Well, not right now. I've got other things to listen to. O.K. -- you can hear the rejoinder immediately -- like what . . . Zamfir? Bart Simpson? The Brandenburg Concertos reinterpreted with singing crystals by Linda Evans' boyfriend?
Well, no. Just look around a little. There is some rock-solid music in our midst, but its coming has been so quiet that it seems to have arrived almost by stealth. Certainly it is not overwhelming the charts, and it is probably not to be heard on the radio anywhere short of the far ends of the FM dial. But it's worth searching out. If there's a college station in your area, they'll play it; any record store that doesn't feature a life-size color cutout of the Nelson twins will probably stock it. A couple of the musicians' names will be familiar to connoisseurs: Richard Thompson, Paul Brady. More -- and this is the beauty part -- will be new: Chris Whitley, Will T. Massey, Peter Himmelman, James McMurtry.

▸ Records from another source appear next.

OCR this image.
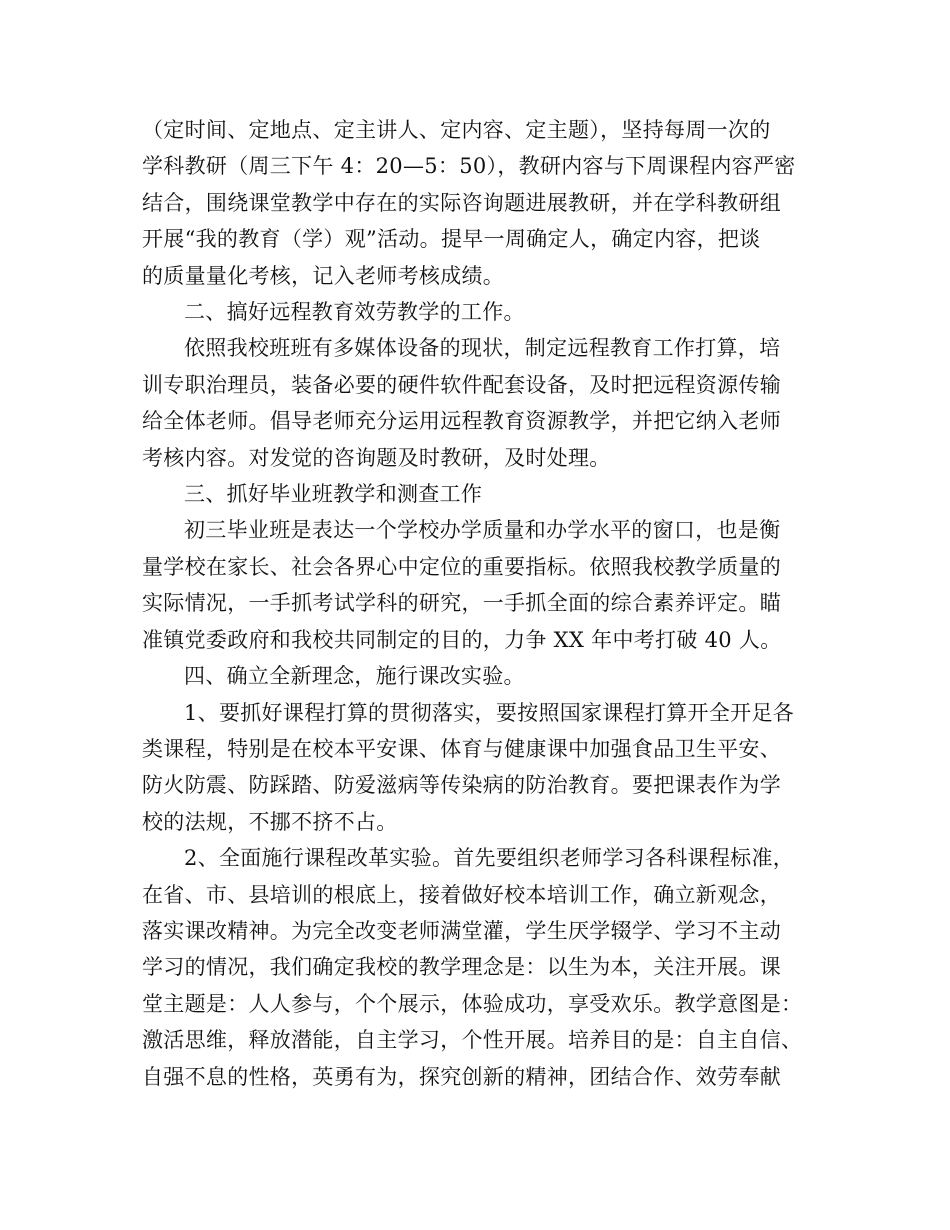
（定时间、定地点、定主讲人、定内容、定主题），坚持每周一次的
学科教研（周三下午 4：20—5：50），教研内容与下周课程内容严密
结合，围绕课堂教学中存在的实际咨询题进展教研，并在学科教研组
开展“我的教育（学）观”活动。提早一周确定人，确定内容，把谈
的质量量化考核，记入老师考核成绩。
二、搞好远程教育效劳教学的工作。
依照我校班班有多媒体设备的现状，制定远程教育工作打算，培
训专职治理员，装备必要的硬件软件配套设备，及时把远程资源传输
给全体老师。倡导老师充分运用远程教育资源教学，并把它纳入老师
考核内容。对发觉的咨询题及时教研，及时处理。
三、抓好毕业班教学和测查工作
初三毕业班是表达一个学校办学质量和办学水平的窗口，也是衡
量学校在家长、社会各界心中定位的重要指标。依照我校教学质量的
实际情况，一手抓考试学科的研究，一手抓全面的综合素养评定。瞄
准镇党委政府和我校共同制定的目的，力争 XX 年中考打破 40 人。
四、确立全新理念，施行课改实验。
1、要抓好课程打算的贯彻落实，要按照国家课程打算开全开足各
类课程，特别是在校本平安课、体育与健康课中加强食品卫生平安、
防火防震、防踩踏、防爱滋病等传染病的防治教育。要把课表作为学
校的法规，不挪不挤不占。
2、全面施行课程改革实验。首先要组织老师学习各科课程标准，
在省、市、县培训的根底上，接着做好校本培训工作，确立新观念，
落实课改精神。为完全改变老师满堂灌，学生厌学辍学、学习不主动
学习的情况，我们确定我校的教学理念是：以生为本，关注开展。课
堂主题是：人人参与，个个展示，体验成功，享受欢乐。教学意图是：
激活思维，释放潜能，自主学习，个性开展。培养目的是：自主自信、
自强不息的性格，英勇有为，探究创新的精神，团结合作、效劳奉献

They are working, each on his own, the same territory. The music will sound familiar to anyone who has a long memory and an affection for tradition. It has shades of folk, honky-tonk, urban blues and revisionist country, but all of it can be called highly personal rock 'n' roll. These tunes have passion, intimacy and a shared but singular voice: the voice of the new troubadours.
It is hard to remember any time since the mid-'70s when there has been such a sudden flowering of reflective songwriting. Back then, the smash success of the Eagles, with their ingratiating harmonies and their canny outlaw lyrics, kicked open the doors for a whole generation of songwriters, from Jackson Browne to Warren Zevon and Karla Bonoff. Whether any 1990s group will crash the charts in such big-time fashion is not yet known. But they are already making a joyful noise, a reworking and reinvention of what the Irish songwriter Paul Brady, 44, calls "blue-eyed American rock 'n' roll."
And clear-eyed too. Whether they are veterans like Brady or Thompson, who at / 42 is in the bright midst of a career that started in the mid-'60s; or upstarts like Whitley, 30; or standard bearers like Himmelman, 31, who is Bob Dylan's son-in-law and has already released his fourth album, From Strength to Strength (Epic): all of them write songs with the same emphatic edge and aesthetic urgency that impelled the Lost Generation to write novels. Their songs carry similar thematic weight and have that same kind of conviction.
"I think of records as different chapters in an incredibly long and disjointed novel," says Thompson, whose superb new Rumor and Sigh (Capitol) displays both his carbolic lyricism and his stunning guitar virtuosity. Whitley's peak-heat debut album, Living with the Law (Columbia), comes out of a period of personal turmoil and heartbreak, including the dissolution of his marriage, about which he says, "It was a difficult time. Sort of impossible. I've always needed to write. ((But)) there is a price you pay for whatever goes on. I feel that I've paid something. You get scars from whatever you do."